In conclusion, EDA is a crucial step in the data analysis process. It provides insights into the data and identifies potential issues that need to be addressed before further analysis can be performed. By using tools such as exploratory data analysis in Python or R, data scientists and analysts can efficiently conduct EDA and prepare the data for further analysis.


What is exploratory data analysis?

Exploratory Data Analysis (EDA) is the process of exploring and analyzing data to understand its characteristics and patterns. It is an important step in data exploration and data pre-processing in machine learning and data science.

What are the key objectives of EDA?

The key objectives of EDA are to identify patterns, relationships, and outliers in the data, understand the distribution and summary statistics of the data, and identify potential issues and errors in the data.

What are some common techniques used in EDA?

Some common techniques used in EDA include data visualization, summary statistics, correlation analysis, hypothesis testing, and clustering.

What types of data are suitable for EDA?

EDA is suitable for all types of data, including numerical, categorical, and text data.

What are some potential challenges when performing EDA?

Potential challenges when performing EDA include missing or incomplete data, outliers, and the need to handle large amounts of data.
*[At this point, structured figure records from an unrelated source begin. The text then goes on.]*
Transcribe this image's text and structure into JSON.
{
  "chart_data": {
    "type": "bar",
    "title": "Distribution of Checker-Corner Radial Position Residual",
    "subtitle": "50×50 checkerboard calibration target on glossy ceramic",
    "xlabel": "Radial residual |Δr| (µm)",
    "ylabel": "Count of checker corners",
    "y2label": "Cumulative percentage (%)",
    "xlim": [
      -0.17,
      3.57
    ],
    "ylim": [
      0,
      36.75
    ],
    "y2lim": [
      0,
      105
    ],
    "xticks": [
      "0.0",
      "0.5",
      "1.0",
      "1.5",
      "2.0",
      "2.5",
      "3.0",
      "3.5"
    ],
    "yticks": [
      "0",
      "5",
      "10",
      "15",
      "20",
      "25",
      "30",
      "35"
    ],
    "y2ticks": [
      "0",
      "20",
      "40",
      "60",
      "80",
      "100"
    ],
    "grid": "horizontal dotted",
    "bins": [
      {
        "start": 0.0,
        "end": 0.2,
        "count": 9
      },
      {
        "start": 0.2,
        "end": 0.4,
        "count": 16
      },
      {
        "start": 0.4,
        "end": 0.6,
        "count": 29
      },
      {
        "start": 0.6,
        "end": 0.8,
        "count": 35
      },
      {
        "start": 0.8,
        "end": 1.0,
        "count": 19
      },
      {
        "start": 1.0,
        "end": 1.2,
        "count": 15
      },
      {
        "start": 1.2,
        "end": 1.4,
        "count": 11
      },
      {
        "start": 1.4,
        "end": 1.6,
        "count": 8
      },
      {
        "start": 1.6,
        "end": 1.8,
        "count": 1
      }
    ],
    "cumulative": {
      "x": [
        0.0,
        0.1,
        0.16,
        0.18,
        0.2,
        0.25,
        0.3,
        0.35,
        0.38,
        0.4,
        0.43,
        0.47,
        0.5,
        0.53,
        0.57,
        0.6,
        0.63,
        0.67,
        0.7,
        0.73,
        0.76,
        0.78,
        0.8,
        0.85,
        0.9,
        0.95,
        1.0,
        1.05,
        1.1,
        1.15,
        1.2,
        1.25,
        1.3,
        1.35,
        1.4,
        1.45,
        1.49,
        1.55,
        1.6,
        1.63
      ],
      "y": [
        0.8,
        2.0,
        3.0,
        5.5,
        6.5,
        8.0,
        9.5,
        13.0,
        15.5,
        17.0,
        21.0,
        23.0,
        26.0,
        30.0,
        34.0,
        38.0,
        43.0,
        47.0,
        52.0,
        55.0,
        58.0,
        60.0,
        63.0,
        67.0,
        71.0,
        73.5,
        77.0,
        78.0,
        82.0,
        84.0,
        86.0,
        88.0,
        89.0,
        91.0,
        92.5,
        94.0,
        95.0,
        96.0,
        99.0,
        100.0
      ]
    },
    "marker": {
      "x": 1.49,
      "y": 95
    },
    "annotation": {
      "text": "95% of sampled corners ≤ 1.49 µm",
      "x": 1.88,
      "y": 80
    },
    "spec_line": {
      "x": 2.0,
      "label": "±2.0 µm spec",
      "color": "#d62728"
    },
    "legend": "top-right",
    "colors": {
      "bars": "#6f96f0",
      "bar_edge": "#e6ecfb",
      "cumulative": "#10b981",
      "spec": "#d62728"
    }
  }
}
How does EDA differ from other types of data analysis?

EDA differs from other types of data analysis, such as predictive modeling and hypothesis testing, in that it is primarily focused on exploring and understanding the data rather than making predictions or testing hypotheses.

Can EDA be automated?

EDA can be automated to some extent using tools such as Python EDA libraries and Azure ADX, but it still requires human interpretation and decision-making.